You have a lot of muscles in your arms, back and neck, all of which require different exercises to become strong but if you want to focus primarily on your arms, then you may want to do some of the following dumbbell workouts. Aside from the common curls that help define your forearm and build up your biceps, you can also strengthen your arms by lifting a lighter dumbbell above your head.
Put the dumbbell in your right arm, lift it straight over your head and support the area right above your shoulder with your left hand, thus forming an L shape. Once you are in position and your arm has the support of your opposing hand, slowly bend your elbow so the dumbbell goes behind your head and back. Raise the weight back to the starting position, do a few repetitions, then switch arms.

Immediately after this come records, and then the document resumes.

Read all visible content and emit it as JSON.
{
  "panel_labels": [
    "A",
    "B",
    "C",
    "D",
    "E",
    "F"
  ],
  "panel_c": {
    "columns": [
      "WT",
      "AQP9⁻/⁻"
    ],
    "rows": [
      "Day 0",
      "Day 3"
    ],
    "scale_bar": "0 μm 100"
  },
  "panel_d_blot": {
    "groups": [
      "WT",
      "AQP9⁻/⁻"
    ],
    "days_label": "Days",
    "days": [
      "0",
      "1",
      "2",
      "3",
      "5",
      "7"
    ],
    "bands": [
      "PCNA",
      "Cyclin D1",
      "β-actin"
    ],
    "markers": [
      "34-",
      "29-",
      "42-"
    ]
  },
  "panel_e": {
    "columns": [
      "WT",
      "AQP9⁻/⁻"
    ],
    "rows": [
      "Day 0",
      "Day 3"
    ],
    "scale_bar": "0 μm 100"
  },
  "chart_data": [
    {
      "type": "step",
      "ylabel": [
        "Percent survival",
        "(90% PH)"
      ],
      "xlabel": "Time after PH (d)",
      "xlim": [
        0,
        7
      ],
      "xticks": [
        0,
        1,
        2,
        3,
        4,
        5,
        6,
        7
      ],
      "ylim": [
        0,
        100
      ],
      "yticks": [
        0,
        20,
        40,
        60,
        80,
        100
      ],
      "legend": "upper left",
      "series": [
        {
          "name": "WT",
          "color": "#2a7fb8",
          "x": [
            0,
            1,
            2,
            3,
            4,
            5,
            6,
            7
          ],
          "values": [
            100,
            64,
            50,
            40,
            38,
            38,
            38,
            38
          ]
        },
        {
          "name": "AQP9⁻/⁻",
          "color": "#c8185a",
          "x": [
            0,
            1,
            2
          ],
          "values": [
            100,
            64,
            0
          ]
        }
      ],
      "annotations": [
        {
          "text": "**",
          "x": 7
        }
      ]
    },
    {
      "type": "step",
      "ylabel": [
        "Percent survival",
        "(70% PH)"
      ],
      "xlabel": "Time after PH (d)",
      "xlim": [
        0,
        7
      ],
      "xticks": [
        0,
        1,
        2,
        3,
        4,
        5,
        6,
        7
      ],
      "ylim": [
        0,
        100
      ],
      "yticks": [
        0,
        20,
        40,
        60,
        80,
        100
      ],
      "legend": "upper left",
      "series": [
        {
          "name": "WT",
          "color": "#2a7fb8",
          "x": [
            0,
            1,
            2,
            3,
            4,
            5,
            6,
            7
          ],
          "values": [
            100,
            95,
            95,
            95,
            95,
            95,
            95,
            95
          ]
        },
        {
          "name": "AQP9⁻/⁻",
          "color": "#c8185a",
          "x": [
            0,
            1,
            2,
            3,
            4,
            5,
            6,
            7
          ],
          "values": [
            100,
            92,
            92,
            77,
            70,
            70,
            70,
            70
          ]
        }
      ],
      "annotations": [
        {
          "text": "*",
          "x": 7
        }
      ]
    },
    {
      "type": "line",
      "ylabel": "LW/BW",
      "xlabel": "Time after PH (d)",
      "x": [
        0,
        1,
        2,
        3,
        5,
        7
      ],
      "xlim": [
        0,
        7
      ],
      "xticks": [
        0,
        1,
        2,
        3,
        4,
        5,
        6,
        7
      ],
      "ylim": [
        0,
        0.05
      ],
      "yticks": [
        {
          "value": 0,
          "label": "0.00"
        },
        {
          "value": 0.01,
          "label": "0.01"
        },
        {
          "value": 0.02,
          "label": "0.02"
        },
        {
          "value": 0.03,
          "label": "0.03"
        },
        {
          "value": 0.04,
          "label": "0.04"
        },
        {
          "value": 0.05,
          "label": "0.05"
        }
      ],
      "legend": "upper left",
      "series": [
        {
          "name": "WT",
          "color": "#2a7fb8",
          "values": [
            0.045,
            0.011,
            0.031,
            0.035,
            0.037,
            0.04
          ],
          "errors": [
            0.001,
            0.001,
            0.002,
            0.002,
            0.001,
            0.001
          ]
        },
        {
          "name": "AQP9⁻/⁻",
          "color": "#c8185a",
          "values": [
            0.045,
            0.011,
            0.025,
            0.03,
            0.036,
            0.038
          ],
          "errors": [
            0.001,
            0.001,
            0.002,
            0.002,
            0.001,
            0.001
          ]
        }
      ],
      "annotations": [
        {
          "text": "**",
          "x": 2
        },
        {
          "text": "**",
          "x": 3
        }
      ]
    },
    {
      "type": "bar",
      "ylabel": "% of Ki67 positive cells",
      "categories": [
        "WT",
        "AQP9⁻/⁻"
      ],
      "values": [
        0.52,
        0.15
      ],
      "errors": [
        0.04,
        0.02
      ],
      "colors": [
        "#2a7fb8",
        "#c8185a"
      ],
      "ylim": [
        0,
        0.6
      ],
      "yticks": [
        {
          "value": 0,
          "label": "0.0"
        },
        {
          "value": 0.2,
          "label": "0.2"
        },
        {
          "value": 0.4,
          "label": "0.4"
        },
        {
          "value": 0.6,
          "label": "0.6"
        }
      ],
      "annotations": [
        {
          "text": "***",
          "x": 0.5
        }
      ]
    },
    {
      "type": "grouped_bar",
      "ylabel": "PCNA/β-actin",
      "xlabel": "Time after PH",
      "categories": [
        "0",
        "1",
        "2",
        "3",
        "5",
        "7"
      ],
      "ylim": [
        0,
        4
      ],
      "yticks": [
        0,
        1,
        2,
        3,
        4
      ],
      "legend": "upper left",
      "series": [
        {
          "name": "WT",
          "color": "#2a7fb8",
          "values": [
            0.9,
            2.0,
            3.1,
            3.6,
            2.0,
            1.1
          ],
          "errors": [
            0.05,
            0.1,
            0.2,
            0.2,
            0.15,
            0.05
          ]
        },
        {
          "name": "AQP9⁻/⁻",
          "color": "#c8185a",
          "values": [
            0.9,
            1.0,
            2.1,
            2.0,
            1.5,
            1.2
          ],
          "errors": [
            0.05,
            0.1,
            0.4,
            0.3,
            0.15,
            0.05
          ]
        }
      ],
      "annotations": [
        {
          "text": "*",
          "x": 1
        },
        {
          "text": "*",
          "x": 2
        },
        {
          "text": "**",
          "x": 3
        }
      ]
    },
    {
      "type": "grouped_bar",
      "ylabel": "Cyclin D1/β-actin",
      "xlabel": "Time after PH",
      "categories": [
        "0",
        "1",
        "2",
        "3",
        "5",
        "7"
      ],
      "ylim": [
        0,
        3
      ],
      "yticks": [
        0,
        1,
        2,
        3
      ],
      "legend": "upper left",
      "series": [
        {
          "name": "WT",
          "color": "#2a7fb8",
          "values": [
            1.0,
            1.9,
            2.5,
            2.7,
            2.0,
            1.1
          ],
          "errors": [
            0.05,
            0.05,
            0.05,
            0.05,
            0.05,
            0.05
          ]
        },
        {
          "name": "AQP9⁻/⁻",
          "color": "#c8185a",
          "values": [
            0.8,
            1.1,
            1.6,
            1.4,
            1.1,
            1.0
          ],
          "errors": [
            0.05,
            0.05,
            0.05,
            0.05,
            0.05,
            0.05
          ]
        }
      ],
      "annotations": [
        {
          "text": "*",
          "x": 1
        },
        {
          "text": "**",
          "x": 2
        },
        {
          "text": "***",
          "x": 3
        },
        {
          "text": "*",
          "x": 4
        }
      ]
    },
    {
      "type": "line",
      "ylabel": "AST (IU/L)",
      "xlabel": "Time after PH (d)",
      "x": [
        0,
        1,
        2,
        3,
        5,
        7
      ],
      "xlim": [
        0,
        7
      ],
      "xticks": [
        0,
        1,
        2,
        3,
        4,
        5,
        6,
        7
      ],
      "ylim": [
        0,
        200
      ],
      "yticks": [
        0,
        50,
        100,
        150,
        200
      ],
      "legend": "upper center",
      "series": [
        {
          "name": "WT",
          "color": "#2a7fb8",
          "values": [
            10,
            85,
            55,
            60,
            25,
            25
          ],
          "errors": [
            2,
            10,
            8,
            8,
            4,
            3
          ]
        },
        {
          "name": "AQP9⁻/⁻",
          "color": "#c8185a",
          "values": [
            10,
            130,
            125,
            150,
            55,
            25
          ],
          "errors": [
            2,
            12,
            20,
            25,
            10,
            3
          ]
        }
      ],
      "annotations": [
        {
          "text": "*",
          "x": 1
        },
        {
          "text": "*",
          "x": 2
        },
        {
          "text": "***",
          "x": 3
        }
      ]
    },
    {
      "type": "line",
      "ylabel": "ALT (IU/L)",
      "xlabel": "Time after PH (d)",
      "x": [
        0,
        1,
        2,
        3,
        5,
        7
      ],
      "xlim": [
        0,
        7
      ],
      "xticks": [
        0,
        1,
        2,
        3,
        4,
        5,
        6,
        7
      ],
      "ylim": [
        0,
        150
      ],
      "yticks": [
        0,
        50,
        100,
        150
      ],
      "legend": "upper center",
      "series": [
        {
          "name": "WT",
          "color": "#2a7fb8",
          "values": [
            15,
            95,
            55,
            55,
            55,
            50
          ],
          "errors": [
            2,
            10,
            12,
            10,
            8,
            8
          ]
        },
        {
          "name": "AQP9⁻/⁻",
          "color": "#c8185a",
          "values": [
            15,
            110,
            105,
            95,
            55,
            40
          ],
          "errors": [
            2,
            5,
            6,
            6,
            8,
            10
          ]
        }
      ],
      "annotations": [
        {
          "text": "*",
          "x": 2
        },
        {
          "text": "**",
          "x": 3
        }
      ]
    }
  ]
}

Another of the dumbbell workouts you could use to build up or tone your arms is to hold a weight in each hand while power walking. By pumping your arms out and slightly up, as opposed to doing a full curl, you build more strength and muscle because your arm has to hold the position instead of finishing the full curl with which you may already be familiar.
Since this can become exhausting, you may want to do a brisk walk with the dumbbells, staying close to your starting point, then return them and go back for your walk or jog, the latter of which you should not do using weights.
Some of the dumbbell workouts you do to tone your arms also tone and strengthen your back but just to be sure your reaching every muscle, here are a few exercises you can try. Start with something light if you are new to working out or have back problems, such as a kneeling row.
Simply kneel your left knee on a bench and place your left hand in front for added support and so that your back is straight. Slightly bend your right knee so that it does not lock, pick up the dumbbell with your right hand and then begin lifting up and down, doing 10 to 15 repetitions before switching to your left arm.
If you have more experience working out, you may want to do more challenging exercises, such as the dead lift. Start this workout by putting one dumbbell in each hand, then bend your knees, pop out your caboose by flexing at your hips. This should put you in a semi-standing frog position, as your back should be at a straight angle, not straight up but also not bent.
Once you are in the correct position, put your arms straight by your sides, though not touching your body, then raise yourself up, go back to starting position and repeat.
When exercising, you should try to do at least one of the dumbbell workouts for each part of your body so that your muscle strength and tone is evenly distributed. Of course, you are free to focus on any part of your body so it can look and feel the way you want it to but still strive for uniformity. Lastly, do these exercises safely by using a spotter, getting clearance from your doctor if necessary, learning the proper way to use equipment and possibly hire a trainer.